Graduation rates are at an all-time high, as are the number of students completing career and technical education programs while in high school, and students taking and successfully completing advancement placement classes. The share of high school graduates requiring remedial coursework in college has been dropping for over a decade. There are some real bright spots, the result of patient and painstaking work at the local level. But that gets lost in the cacophony of political sound bites.

Over the last two decades, Michigan public schools have suffered a blizzard of ideologically driven “reform” attempts, a new round with each new Legislature. Nearly all of these focused on punishing what the sponsors saw as “failure” and reshaping schools to fit their ideologies favoring privatization. They were not designed to help our local public schools, but to drive parents to other alternatives, weakening public schools in the process. How can we possibly be surprised at the result?

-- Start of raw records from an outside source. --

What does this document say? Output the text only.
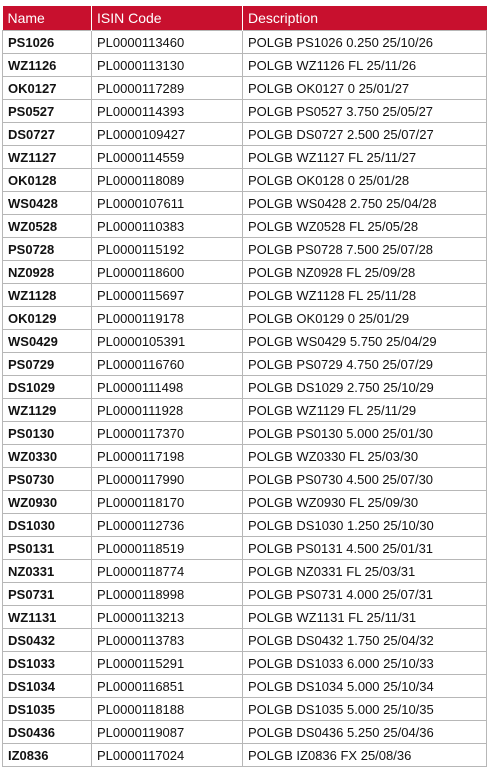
Name	ISIN Code	Description
PS1026	PL0000113460	POLGB PS1026 0.250 25/10/26
WZ1126	PL0000113130	POLGB WZ1126 FL 25/11/26
OK0127	PL0000117289	POLGB OK0127 0 25/01/27
PS0527	PL0000114393	POLGB PS0527 3.750 25/05/27
DS0727	PL0000109427	POLGB DS0727 2.500 25/07/27
WZ1127	PL0000114559	POLGB WZ1127 FL 25/11/27
OK0128	PL0000118089	POLGB OK0128 0 25/01/28
WS0428	PL0000107611	POLGB WS0428 2.750 25/04/28
WZ0528	PL0000110383	POLGB WZ0528 FL 25/05/28
PS0728	PL0000115192	POLGB PS0728 7.500 25/07/28
NZ0928	PL0000118600	POLGB NZ0928 FL 25/09/28
WZ1128	PL0000115697	POLGB WZ1128 FL 25/11/28
OK0129	PL0000119178	POLGB OK0129 0 25/01/29
WS0429	PL0000105391	POLGB WS0429 5.750 25/04/29
PS0729	PL0000116760	POLGB PS0729 4.750 25/07/29
DS1029	PL0000111498	POLGB DS1029 2.750 25/10/29
WZ1129	PL0000111928	POLGB WZ1129 FL 25/11/29
PS0130	PL0000117370	POLGB PS0130 5.000 25/01/30
WZ0330	PL0000117198	POLGB WZ0330 FL 25/03/30
PS0730	PL0000117990	POLGB PS0730 4.500 25/07/30
WZ0930	PL0000118170	POLGB WZ0930 FL 25/09/30
DS1030	PL0000112736	POLGB DS1030 1.250 25/10/30
PS0131	PL0000118519	POLGB PS0131 4.500 25/01/31
NZ0331	PL0000118774	POLGB NZ0331 FL 25/03/31
PS0731	PL0000118998	POLGB PS0731 4.000 25/07/31
WZ1131	PL0000113213	POLGB WZ1131 FL 25/11/31
DS0432	PL0000113783	POLGB DS0432 1.750 25/04/32
DS1033	PL0000115291	POLGB DS1033 6.000 25/10/33
DS1034	PL0000116851	POLGB DS1034 5.000 25/10/34
DS1035	PL0000118188	POLGB DS1035 5.000 25/10/35
DS0436	PL0000119087	POLGB DS0436 5.250 25/04/36
IZ0836	PL0000117024	POLGB IZ0836 FX 25/08/36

State Board of Education President Pamela Pugh argued that we are not doing right by our children because of “longstanding policy decisions that prioritize cost-cutting over sustained investment,” and we couldn’t agree more. Our children deserve fully funded schools with targeted resources for the students who need the most help. They deserve mental health support, school transportation, special education support and much more. But without adequate resources, none of that can happen.

We’ve been living for 30 years with a school funding system that was meant to be a medium-term fix in a crisis. We fund our schools with revenue streams that can collapse whenever the economy sours, and can be diverted away from classrooms whenever Wall St. catches a cold. We’ve also treated that pot of funding like a cookie jar to solve budget problems and to enable huge tax cuts for business. When we’re disappointed by the results, we’ve tried blaming teachers, principals, and administrators. We’ve tried blaming local school boards and local communities. We’ve tried blaming parents and even the children themselves.

But we’ve not tried facing up to our responsibility as a state to invest in all our kids.

It’s time to set aside the political fear-mongering blame game and agree on what we want our schools to offer our children and how to pay for it. We’ve seen the cost of political gamesmanship. It’s time for a new approach.